The Biblical writers introduce a vastly different concept of joy. David speaks of “the joy of Your presence” (Psa 21.6). Several times, God’s work in salvation is a chief reason for joy (see Psalm 5.11; 9.2; 16.9). There is singing associated with the joy of salvation. Indeed, the whole being is summoned to rejoice. When people are faithful to God’s word there is joy (Isaiah 65.13-14) causing God Himself to rejoice (65.19). Perhaps Jeremiah is the most explicit when he writes, “Your words were found, and I ate them, and your words became to me a joy (chara) and the delight of my heart” (15.16). Here one finds a direct correlation between joy and the word of God.
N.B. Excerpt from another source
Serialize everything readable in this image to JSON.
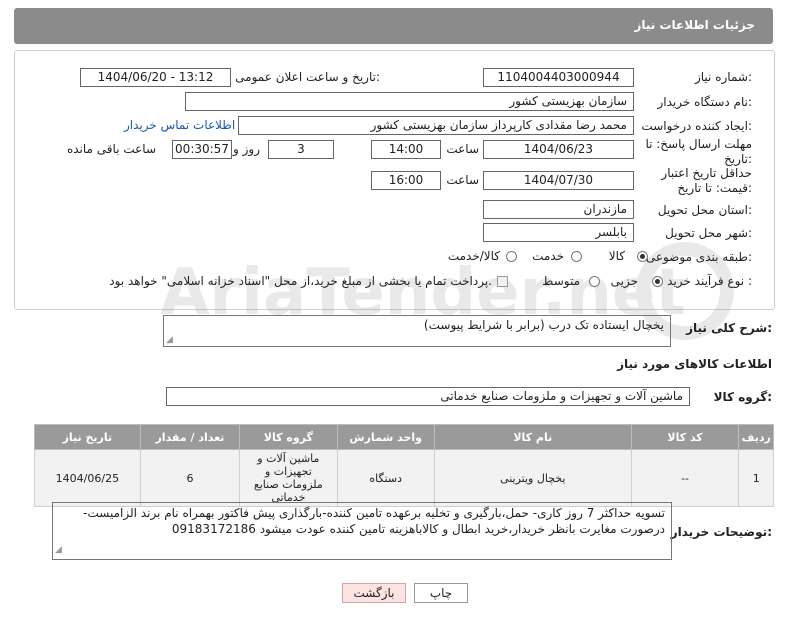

When people (especially God’s people) consume the word of God, are faithful to His law, and are thereby saved, joy is manifested. This joy is not merely internal and inward; it has a cause and finds expression, especially in singing.
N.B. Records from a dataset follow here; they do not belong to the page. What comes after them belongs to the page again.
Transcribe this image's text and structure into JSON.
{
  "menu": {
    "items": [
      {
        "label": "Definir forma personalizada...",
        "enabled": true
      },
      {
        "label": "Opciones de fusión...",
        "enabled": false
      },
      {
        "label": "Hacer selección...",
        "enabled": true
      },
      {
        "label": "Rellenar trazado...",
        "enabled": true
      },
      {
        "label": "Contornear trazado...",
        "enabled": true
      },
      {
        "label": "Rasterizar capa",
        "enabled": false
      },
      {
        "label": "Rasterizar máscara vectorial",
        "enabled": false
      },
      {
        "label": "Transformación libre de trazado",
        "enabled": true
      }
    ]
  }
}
The Biblical Idea of Joy in the New Testament

Much of these ideas get carried over into the New Testament and are amplified at the realization and fulfillment of God’s plan of redemption. In Matthew, chara carries an eschatological emphasis (see especially 25.21, 23). Mark only uses the word once but it is significant because chara comes because of the reception of the word of God (4.16, parable of the soils). Joy shows up in the final discourse of Jesus recorded by John; it is used 6 times in the span of three chapters (15.11; 16.20, 21, 22, 24; 17.13). It is Luke, though, who uses chara the most (8 times). It is joy which is a theme running through his gospel narrative from Jesus’ arrival (2.10) to His ascension (24.52). The overarching connection seems to be with the coming of the King into His kingdom.

Paul and Joy

No New Testament writer used the word chara more than Paul. It is never used in a secular sense but is usually connected with his work as an apostle. In other words, Paul never uses the word group in a mundane way, but in a majestic way. Philippians is no doubt Paul’s treatise on joy. This book is riddled through with chara. Early in the epistle Paul sets the stage for the entire letter by explaining that he is a joyful servant (Philippians 1.1, 4).  The joy Paul has is reciprocal in nature, from him to his brethren in Philippi through his fellow worker Timothy (2.28-29). Indeed, the Christians at Philippi are the embodiment of Paul’s joy (4.1). Over and over, Paul exhorts his brethren through command to “rejoice in the Lord” (3.1; 4.4). This kind of rejoicing should be the Christian’s disposition at all times (or “always” see 4.4). Even when confronted by a situation in which Christ is preached out of envy and rivalry with the intent of somehow harming Paul, so long as Christ is preached Paul has joy (1.18). The source of this kind of supernatural joy is faith in Christ (1.25). So Paul presents the Biblical and psychological significance facets of joy in this short epistle.